Buying a property is a dream for millennials in India. It is considered the safest investment that offers huge long-term returns. In this case, millennials have the added advantage of fewer liabilities, lower EMI’s and longer loan period to make them good for their home buying decision. Real estate investment needs dedication, research and planning. This article discusses different real estate investment tips for Millennials.

Here are a few tips for Real estate investment tips for Millennials

1. Location:

When it comes to real estate investment, location is a key factor. Many factors come into play here, those are public transport, safety, proximity to one place of work/school and other facilities, such as a hospital, malls, movie theatres and all. If you are buying a property in the suburbs, in that case, other factors are raised, like distance to neighbouring cities and other residential projects in the area. Investors should also carry out a thorough check of the property to get a better understanding of its potential and liabilities.

2. Select the property type:

You have enough options for real estate investment. You must decide which type of property to invest in. you can purchase rentals, which could be either commercial or residential. You can become a landlord and rent out a home or apartment. Furthermore, you can use your property as an Airbnb or a vacation rental.
If keeping a residential property is not something you are interested in, you can opt for the commercial option, or you can avoid renters and purchase property to flip for a quicker return. Before selecting a property, decide what your plans are for it and what goals you have in mind.

3. Finding the right developer:

Before investing in a project, you should thoroughly check a developer’s track record and financial credibility. By RERA real estate transactions have been made safer. But it’s still best to deal with developers who are renowned in the local community. Millennial buyers should also make sure their shortlisted projects are approved by RERA, as well as listed on the appropriate website. It’s also crucial to select a trustworthy brand. Since these entities deliver on before time, as well as after better facilities. They deliver homes with a touch of a modern lifestyle.

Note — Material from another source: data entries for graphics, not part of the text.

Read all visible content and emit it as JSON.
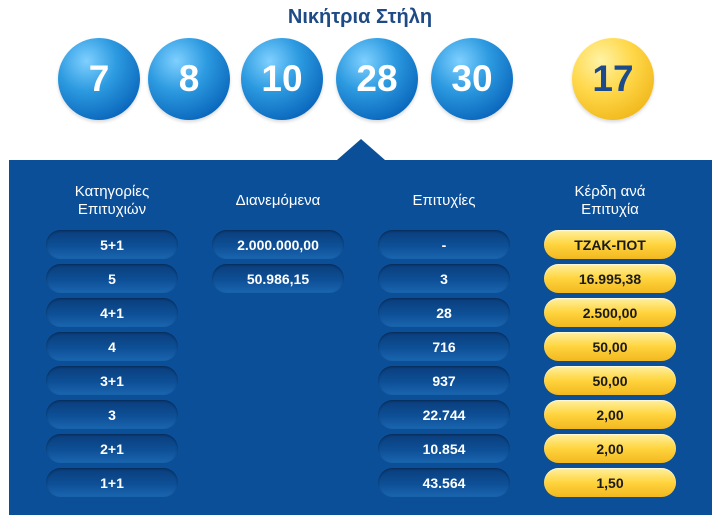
{
  "title": "Νικήτρια Στήλη",
  "winning_numbers": [
    "7",
    "8",
    "10",
    "28",
    "30"
  ],
  "joker_number": "17",
  "colors": {
    "panel": "#0c4f99",
    "ball_blue": "#1b7fd0",
    "ball_gold": "#ffd43d",
    "title": "#1e4a86"
  },
  "table": {
    "headers": [
      "Κατηγορίες Επιτυχιών",
      "Διανεμόμενα",
      "Επιτυχίες",
      "Κέρδη ανά Επιτυχία"
    ],
    "rows": [
      {
        "category": "5+1",
        "distributed": "2.000.000,00",
        "winners": "-",
        "prize": "ΤΖΑΚ-ΠΟΤ"
      },
      {
        "category": "5",
        "distributed": "50.986,15",
        "winners": "3",
        "prize": "16.995,38"
      },
      {
        "category": "4+1",
        "winners": "28",
        "prize": "2.500,00"
      },
      {
        "category": "4",
        "winners": "716",
        "prize": "50,00"
      },
      {
        "category": "3+1",
        "winners": "937",
        "prize": "50,00"
      },
      {
        "category": "3",
        "winners": "22.744",
        "prize": "2,00"
      },
      {
        "category": "2+1",
        "winners": "10.854",
        "prize": "2,00"
      },
      {
        "category": "1+1",
        "winners": "43.564",
        "prize": "1,50"
      }
    ]
  }
}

4. Best offers on home loans:

Most millennials are still in their early twenties and thirties, which means that they have fewer financial obligations in life. This implies that they can secure a home loan more easily. However, this group also has the advantage of getting lower home loans at lower equated monthly instalments and a longer repayment period while obtaining housing finance. Getting a loan to buy your first house can also provide you with substantial tax benefits under Sections 80C and 24A of the Income Tax Act.